Выбрать главу

Несомненно, еще долго будут жить несправедливость, предвзятость, алчность, нищета, но, по крайней мере, не будет фашизма, который гораздо более отвратителен, чем думают большинство американцев, никогда вплотную не сталкивавшихся с ним.

Сан-Франциско, 12 мая

Военный министр Стимсон заявил, что в нашей зоне оккупации Германии мы проявим твердость в вопросах управления зоной и будем «безжалостны» в проведении денацификации. Отлично. Но выполним ли мы это обещание?

Сан-Франциско, 13 мая

Сегодня президент США вместе с нацией поблагодарил в молитве Всевышнего за победу над Германией. Позже я слушал речь Черчилля. Это отнюдь не лучшее из его выступлений, но Черчилль был, как всегда, энергичен и красноречив. Война с Германией закончилась всего неделю назад, однако уже сейчас видно, что действовать сообща для поддержания мира будет не менее сложно, чем совместно вести войну. Конференция ООН в Сан-Франциско с ее ежедневными распрями — хорошее место, чтобы осознать это. И Черчилль сегодня это открыто продемонстрировал.

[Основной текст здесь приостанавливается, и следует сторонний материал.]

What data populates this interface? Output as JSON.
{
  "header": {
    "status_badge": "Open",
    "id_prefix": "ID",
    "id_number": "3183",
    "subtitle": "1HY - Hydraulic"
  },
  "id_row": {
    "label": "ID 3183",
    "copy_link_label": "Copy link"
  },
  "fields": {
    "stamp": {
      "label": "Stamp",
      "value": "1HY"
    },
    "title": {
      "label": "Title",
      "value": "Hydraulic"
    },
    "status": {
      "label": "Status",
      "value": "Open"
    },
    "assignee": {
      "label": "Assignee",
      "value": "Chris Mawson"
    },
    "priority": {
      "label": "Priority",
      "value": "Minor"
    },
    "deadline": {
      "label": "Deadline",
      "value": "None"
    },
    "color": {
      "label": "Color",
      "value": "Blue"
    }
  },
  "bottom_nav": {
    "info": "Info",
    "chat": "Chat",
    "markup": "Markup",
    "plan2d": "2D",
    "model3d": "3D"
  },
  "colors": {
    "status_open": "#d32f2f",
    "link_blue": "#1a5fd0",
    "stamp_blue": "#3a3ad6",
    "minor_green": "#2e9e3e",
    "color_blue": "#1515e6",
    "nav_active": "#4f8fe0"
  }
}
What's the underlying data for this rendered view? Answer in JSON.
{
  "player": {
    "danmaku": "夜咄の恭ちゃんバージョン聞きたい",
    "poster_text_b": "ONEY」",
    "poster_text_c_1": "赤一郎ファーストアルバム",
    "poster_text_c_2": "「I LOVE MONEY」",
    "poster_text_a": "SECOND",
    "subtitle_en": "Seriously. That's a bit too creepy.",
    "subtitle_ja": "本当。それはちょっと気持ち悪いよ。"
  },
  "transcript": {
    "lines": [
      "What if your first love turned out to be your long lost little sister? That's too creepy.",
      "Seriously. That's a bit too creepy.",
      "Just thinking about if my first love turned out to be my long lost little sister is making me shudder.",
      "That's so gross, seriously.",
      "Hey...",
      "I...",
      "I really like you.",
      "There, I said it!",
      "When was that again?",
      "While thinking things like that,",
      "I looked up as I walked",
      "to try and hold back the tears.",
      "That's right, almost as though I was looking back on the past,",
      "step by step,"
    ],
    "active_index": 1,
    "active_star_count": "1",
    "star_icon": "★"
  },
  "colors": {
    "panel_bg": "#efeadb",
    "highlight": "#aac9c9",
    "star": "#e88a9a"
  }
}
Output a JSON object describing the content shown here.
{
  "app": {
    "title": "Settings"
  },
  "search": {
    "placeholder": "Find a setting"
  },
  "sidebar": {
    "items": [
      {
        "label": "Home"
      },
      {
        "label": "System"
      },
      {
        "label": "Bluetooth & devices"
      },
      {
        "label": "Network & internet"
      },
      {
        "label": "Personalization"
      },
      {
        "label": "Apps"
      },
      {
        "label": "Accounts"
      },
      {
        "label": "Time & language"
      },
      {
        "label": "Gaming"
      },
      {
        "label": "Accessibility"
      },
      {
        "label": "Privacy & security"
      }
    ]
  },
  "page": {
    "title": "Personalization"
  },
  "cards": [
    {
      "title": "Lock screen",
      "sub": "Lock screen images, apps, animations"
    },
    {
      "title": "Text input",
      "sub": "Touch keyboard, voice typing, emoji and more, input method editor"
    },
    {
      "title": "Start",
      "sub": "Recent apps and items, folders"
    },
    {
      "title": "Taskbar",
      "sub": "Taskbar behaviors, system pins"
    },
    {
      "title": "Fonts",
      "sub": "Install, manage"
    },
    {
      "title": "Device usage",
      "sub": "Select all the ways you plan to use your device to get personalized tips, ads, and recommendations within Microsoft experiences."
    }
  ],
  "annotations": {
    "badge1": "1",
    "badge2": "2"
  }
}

Когда я слушал его, мне показалось, что он уже выступает против России. Во всяком случае, английский министр иностранных дел Иден занимал подобную позицию во время своего визита в США, а американцы слепо поддержали его.

Нью-Йорк, 15 мая

Так много уже написано и сказано о Рузвельте более мудрыми и опытными людьми, чем я, что мне трудно что-либо добавить.

Нетрудно понять, в чем заключалось величие этого человека, а именно: в смелости и прозорливости во время великих кризисов, с которыми сталкивалась Америка. Из них паника 1933 года и развязанная фашистскими варварами война представляли угрозу для самого существования нашей страны. Первый кризис был преодолен сравнительно легко.

Второй, несомненно, войдет в историю как величайший кризис нашего времени. Рузвельт распознал его, Дал ему надлежащую оценку и принял необходимые меры, и это тоже войдет в историю и останется в памяти благодарных людей. Вначале мы — в нашей страусиной изоляции — не понимали всей опасности.

Президент же понял ее и убедил конгресс и американский народ, что существует лишь один путь спасения нашей страны: подготовиться к отражению нападения, вооружив страну и оказав всю возможную помощь нашим друзьям, прежде всего России и Великобритании, а затем создать великую коалицию вместе с ними против стран «оси», которая обеспечила бы победу союзникам.

Надо отдать также должное стратегическому мастерству Рузвельта в этой глобальной войне, которое многие из его соотечественников до сих пор не понимают до конца. Именно он принял решение — которое для многих американцев оказалось непонятным — сосредоточить военные усилия в первую очередь против Германии, ослабить ее, прежде чем она сможет нанести поражение России и соединиться с Японией. Ибо, если бы Германии удалось одолеть Россию, маловероятно, чтобы наших врагов удалось победить вообще.

Величайшая трагедия преждевременной кончины Рузвельта состоит не в том, что он умер накануне победы, а, как написала в «Таймс» моя знакомая журналистка Энн Маккормик, что он не дожил до установления мира. Последние месяцы его жизни его сердце и ум были заняты мечтой о мире. Он был готов бороться за мир с такой же энергией и тем же искусством, как за победу в этой войне, он готовился сотрудничать с народом, конгрессом, нашими союзниками, чтобы обеспечить мир.

Но судьба не пощадила и не сберегла его ради этой гигантской задачи.

Нью-Йорк, 9 июля

Президент Трумэн отправился морем в Германию. В интересах подлинного мира хотелось бы, чтобы вместо него на конференцию «Терминал» поехал Рузвельт. Но нам придется обходиться тем, что есть.

Меня беспокоит не столько отсутствие у Трумэна опыта и знаний в международных делах, как его очевидное отсутствие интереса к ним. Имеет ли Трумэн хоть малейшее представление о германской проблеме, которая должна быть решена, если мы хотим длительного мира?

Понимает ли он — а также другие американцы — значение заявления Генри X. Фаулера, директора отдела администрации по вопросам внешней экономики, что если мы оставим Германию без контроля и не осуществим ее демилитаризацию, то через пять лет она гораздо лучше подготовится к войне, чем в 1939 году?

Нью-Йорк, 11 июля

Собираемся ли мы использовать влияние двух наиболее сильных западных демократий — США и Великобритании — в интересах прогресса или в интересах реакции? Собираемся ли мы вернуться назад к 1939 году, или у нас хватит мужества и воображения попытаться создать лучший мир в 1946 году, а затем в 1950 и 1960 годах?